Independent Trivariate Bicycle Codes

We introduce six independent trivariate bicycle (ITB) codes, which extend the bivariate bicycle framework of Bravyi et al.\ to three cyclic dimensions. Using asymmetric polynomial pairs on three-dimensional tori, we construct four codes including a $[[140,6,14]]$ code with $kd^2/n = 8.40$. In the code-capacity setting, the $[[140,6,14]]$ code achieves a pseudothreshold of $8.0\%$ and $kd^2/n = 8.40$, exceeding the best multivariate bicycle code of Voss et al.\ \($7.9\%$, $kd^2/n = 2.67$\).
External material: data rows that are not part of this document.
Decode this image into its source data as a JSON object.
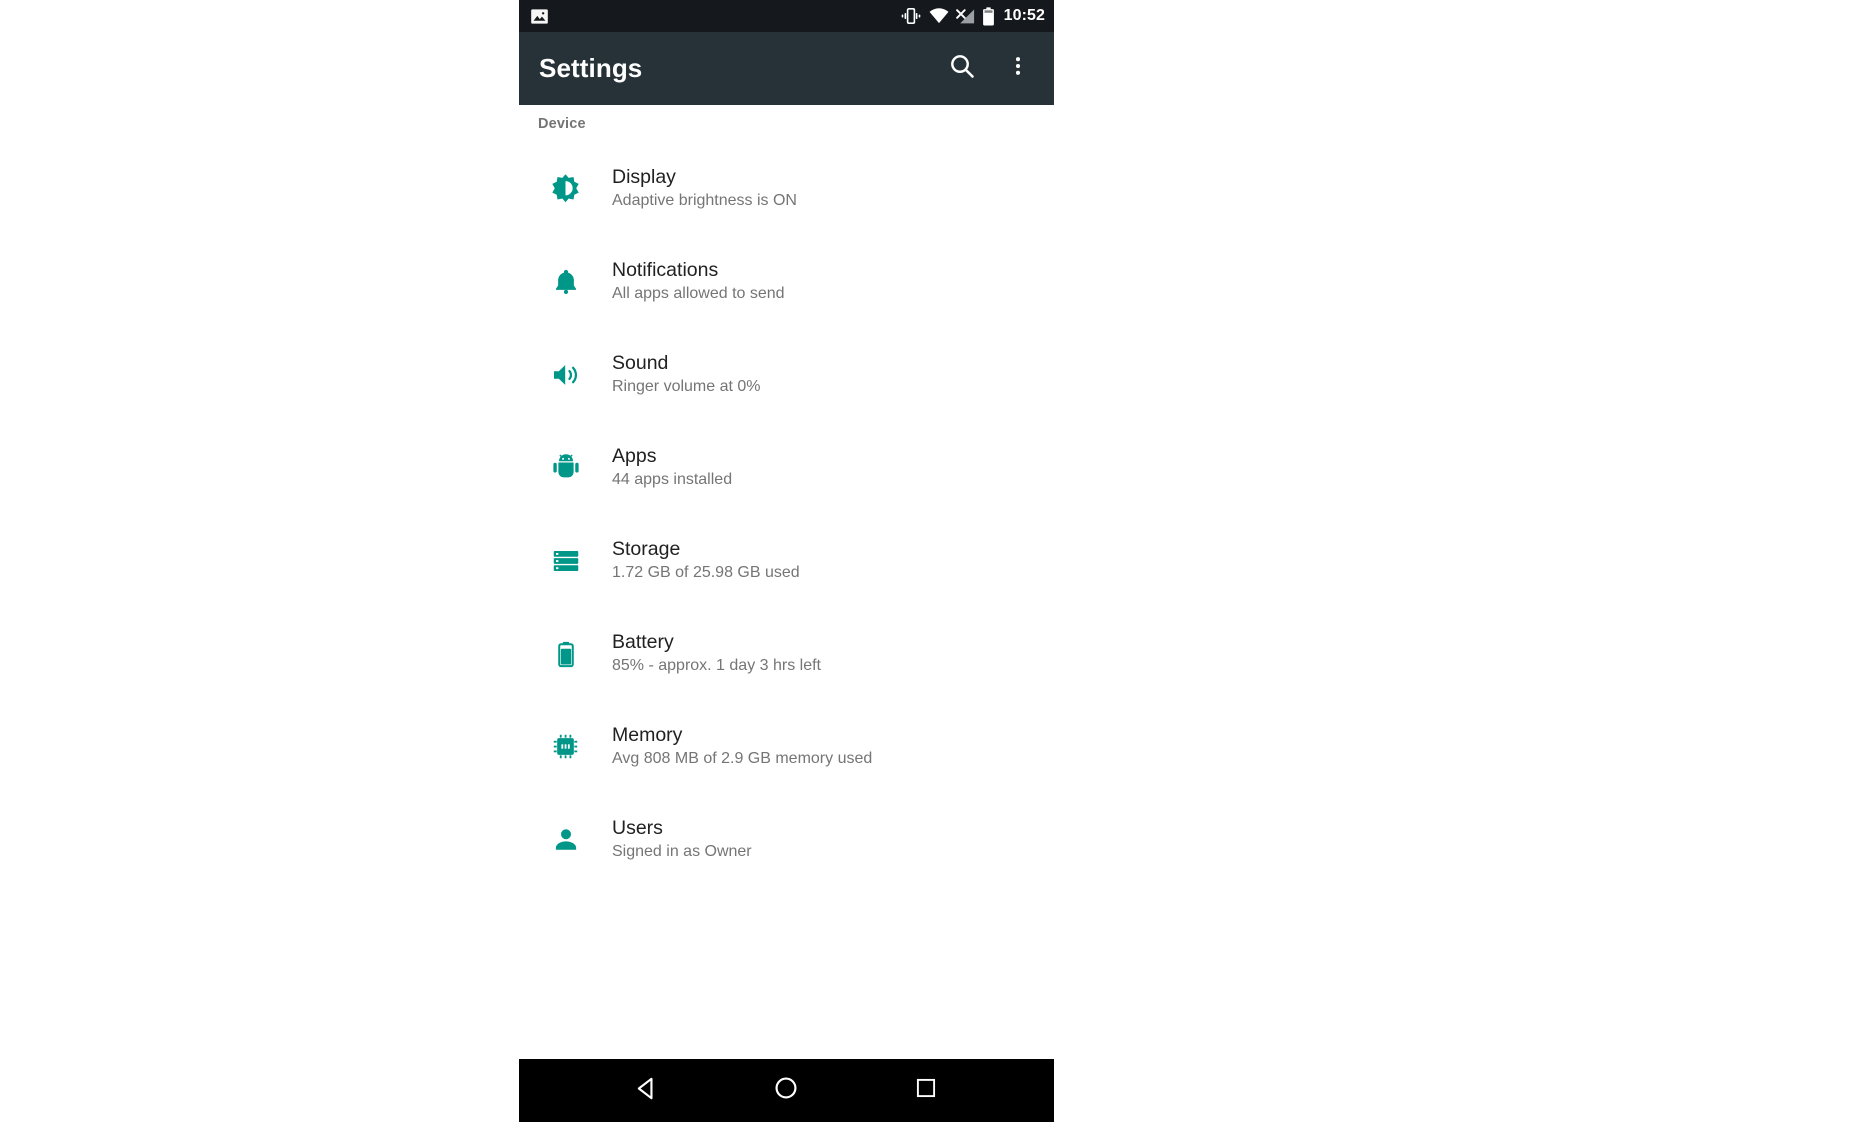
{
  "theme": {
    "status_bar_bg": "#15191d",
    "toolbar_bg": "#263238",
    "accent_teal": "#009688",
    "content_bg": "#ffffff",
    "nav_bar_bg": "#000000",
    "title_text": "#212121",
    "subtitle_text": "#757575",
    "page_bg": "#ffffff"
  },
  "status_bar": {
    "time": "10:52",
    "icons": [
      "screenshot-icon",
      "vibrate-icon",
      "wifi-icon",
      "cellular-off-icon",
      "battery-icon"
    ]
  },
  "toolbar": {
    "title": "Settings",
    "search_label": "Search",
    "overflow_label": "More options"
  },
  "content": {
    "section_header": "Device",
    "items": [
      {
        "icon": "brightness-icon",
        "title": "Display",
        "subtitle": "Adaptive brightness is ON"
      },
      {
        "icon": "bell-icon",
        "title": "Notifications",
        "subtitle": "All apps allowed to send"
      },
      {
        "icon": "volume-icon",
        "title": "Sound",
        "subtitle": "Ringer volume at 0%"
      },
      {
        "icon": "android-robot-icon",
        "title": "Apps",
        "subtitle": "44 apps installed"
      },
      {
        "icon": "storage-icon",
        "title": "Storage",
        "subtitle": "1.72 GB of 25.98 GB used"
      },
      {
        "icon": "battery-icon",
        "title": "Battery",
        "subtitle": "85% - approx. 1 day 3 hrs left"
      },
      {
        "icon": "memory-chip-icon",
        "title": "Memory",
        "subtitle": "Avg 808 MB of 2.9 GB memory used"
      },
      {
        "icon": "person-icon",
        "title": "Users",
        "subtitle": "Signed in as Owner"
      }
    ]
  },
  "nav_bar": {
    "back_label": "Back",
    "home_label": "Home",
    "recents_label": "Recent apps"
  }
}
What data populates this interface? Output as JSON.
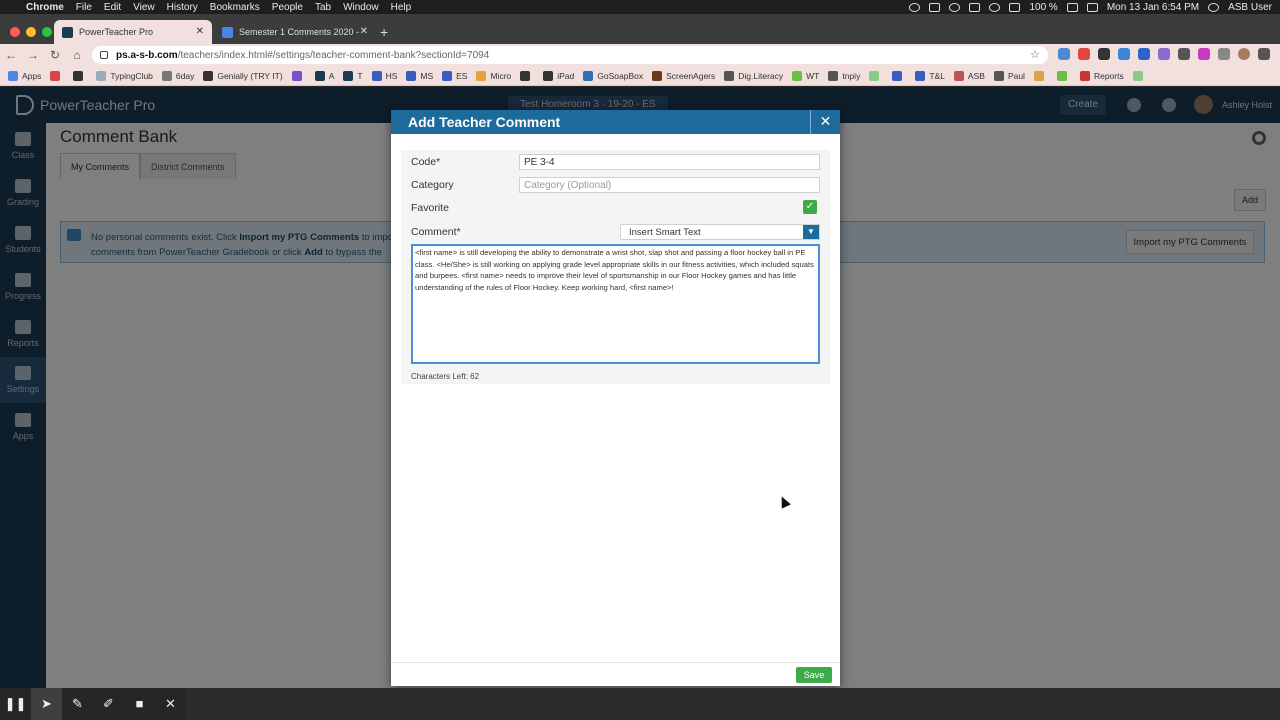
{
  "menubar": {
    "app": "Chrome",
    "items": [
      "File",
      "Edit",
      "View",
      "History",
      "Bookmarks",
      "People",
      "Tab",
      "Window",
      "Help"
    ],
    "battery": "100 %",
    "datetime": "Mon 13 Jan  6:54 PM",
    "user": "ASB User"
  },
  "browser": {
    "tabs": [
      {
        "title": "PowerTeacher Pro",
        "active": true
      },
      {
        "title": "Semester 1 Comments 2020 -",
        "active": false
      }
    ],
    "url_host": "ps.a-s-b.com",
    "url_path": "/teachers/index.html#/settings/teacher-comment-bank?sectionId=7094",
    "bookmarks": [
      "Apps",
      "",
      "",
      "TypingClub",
      "6day",
      "Genially (TRY IT)",
      "",
      "A",
      "T",
      "HS",
      "MS",
      "ES",
      "Micro",
      "",
      "iPad",
      "GoSoapBox",
      "ScreenAgers",
      "Dig.Literacy",
      "WT",
      "tnpiy",
      "",
      "",
      "T&L",
      "ASB",
      "Paul",
      "",
      "",
      "Reports",
      ""
    ]
  },
  "app": {
    "name": "PowerTeacher Pro",
    "section": "Test Homeroom 3  ·  19-20 - ES",
    "create_label": "Create",
    "user_name": "Ashley Holst",
    "nav": [
      {
        "label": "Class",
        "active": false
      },
      {
        "label": "Grading",
        "active": false
      },
      {
        "label": "Students",
        "active": false
      },
      {
        "label": "Progress",
        "active": false
      },
      {
        "label": "Reports",
        "active": false
      },
      {
        "label": "Settings",
        "active": true
      },
      {
        "label": "Apps",
        "active": false
      }
    ]
  },
  "page": {
    "title": "Comment Bank",
    "tabs": [
      "My Comments",
      "District Comments"
    ],
    "add_label": "Add",
    "info_prefix": "No personal comments exist. Click ",
    "info_bold1": "Import my PTG Comments",
    "info_mid": " to import comments from PowerTeacher Gradebook or click ",
    "info_bold2": "Add",
    "info_suffix": " to bypass the import feature and",
    "import_label": "Import my PTG Comments"
  },
  "dialog": {
    "title": "Add Teacher Comment",
    "code_label": "Code*",
    "code_value": "PE 3-4",
    "category_label": "Category",
    "category_placeholder": "Category (Optional)",
    "favorite_label": "Favorite",
    "favorite_checked": true,
    "comment_label": "Comment*",
    "smart_text_label": "Insert Smart Text",
    "comment_value": "<first name> is still developing the ability to demonstrate a wrist shot, slap shot and passing a floor hockey ball in PE class. <He/She> is still working on applying grade level appropriate skills in our fitness activities, which included squats and burpees. <first name> needs to improve their level of sportsmanship in our Floor Hockey games and has little understanding of the rules of Floor Hockey. Keep working hard, <first name>!",
    "chars_left": "Characters Left: 62",
    "save_label": "Save"
  },
  "colors": {
    "header": "#1b3b55",
    "dialog_header": "#1d6a9c",
    "save": "#3eaa4a",
    "checkbox": "#3eaa4a"
  }
}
With circuit-level depolarizing noise, pseudothresholds reach $0.59\%$ for $[[140,6,14]]$ and $0.53\%$ for $[[84,6,10]]$. On the SI1000 superconducting noise model, the $[[140,6,14]]$ code achieves a per-round per-observable rate of $5.6 \times 10^{-5}$ at $p = 0.20\%$. We additionally present two self-dual codes with weight-8 stabilizers: $[[54,14,5]]$ \($kd^2/n = 6.48$\) and $[[128,20,8]]$ \($kd^2/n = 10.0$\). These results expand the design space of algebraic quantum LDPC codes and demonstrate that the third cyclic dimension yields competitive candidates for practical fault-tolerant implementations.